To learn more about developmental neuroscience click below to see a short video from the Center on the Developing Child: Three Core Concepts in Early Development.
Translating Developmental Science into Effective Policies and Practices
The environment a young child experiences becomes biology, and together they drive development across his or her lifespan. The critical challenge is to translate game-changing advances in developmental science into effective policies and practices to improve education, health and lifelong productivity.
The science of Early Brain and Child Development (EBD) underscores the need to improve early childhood ecology to 1) mitigate the biological underpinnings for educational, health and economic disparities, and 2) improve developmental trajectories. EBD also highlights the pivotal role of toxic stress.
If toxic stress is the missing link between Adverse Childhood Experiences (ACE) exposure and poor adult outcomes, are there ways to treat, mitigate and/or immunize against the effects of toxic stress?

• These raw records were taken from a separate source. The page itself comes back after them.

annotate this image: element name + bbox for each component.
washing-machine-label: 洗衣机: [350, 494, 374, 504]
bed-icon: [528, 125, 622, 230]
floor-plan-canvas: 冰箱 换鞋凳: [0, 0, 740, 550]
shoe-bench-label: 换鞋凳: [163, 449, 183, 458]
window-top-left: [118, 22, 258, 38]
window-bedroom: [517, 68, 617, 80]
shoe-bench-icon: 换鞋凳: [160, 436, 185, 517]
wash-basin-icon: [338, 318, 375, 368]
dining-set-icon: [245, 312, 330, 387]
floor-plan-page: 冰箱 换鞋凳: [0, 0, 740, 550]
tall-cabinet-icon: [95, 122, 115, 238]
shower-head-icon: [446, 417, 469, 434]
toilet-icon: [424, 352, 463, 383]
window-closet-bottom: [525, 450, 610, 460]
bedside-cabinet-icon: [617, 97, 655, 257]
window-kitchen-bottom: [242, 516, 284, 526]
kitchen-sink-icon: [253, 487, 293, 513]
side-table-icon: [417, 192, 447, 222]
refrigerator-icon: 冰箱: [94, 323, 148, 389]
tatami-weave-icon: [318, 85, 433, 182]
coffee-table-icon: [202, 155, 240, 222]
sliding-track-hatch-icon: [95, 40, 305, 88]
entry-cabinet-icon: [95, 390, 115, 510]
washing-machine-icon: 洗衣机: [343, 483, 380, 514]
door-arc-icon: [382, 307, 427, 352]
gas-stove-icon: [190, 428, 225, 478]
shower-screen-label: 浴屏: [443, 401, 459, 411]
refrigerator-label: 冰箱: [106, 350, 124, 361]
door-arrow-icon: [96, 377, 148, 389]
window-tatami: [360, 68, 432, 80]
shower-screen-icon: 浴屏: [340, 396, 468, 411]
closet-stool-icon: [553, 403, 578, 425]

Treatment: Evidence-based treatments such as cognitive behavioral therapy and Parent Child Interaction Therapy can be somewhat effective, but are reactive, costly, not universally available, and of declining benefit the later it is started.
Secondary/Targeted Prevention: These interventions are focused and targeted for those at high risk. The most effective include some home visiting programs and parenting programs. Prevention always is preferable to treatment, so these programs are more likely to be effective and minimize the damage from toxic stress. Unfortunately, the screening step is not perfect, and these programs are not universally available.
Primary/Universal Prevention: These interventions help families mitigate stress to make it positive instead of tolerable or toxic. The approach acknowledges that preventing all childhood adversity is impossible and even undesirable. It is like immunizing through actively building resiliency. Some of the interventions improve parent/caregiver skills, and some are formalized social-emotional learning for children.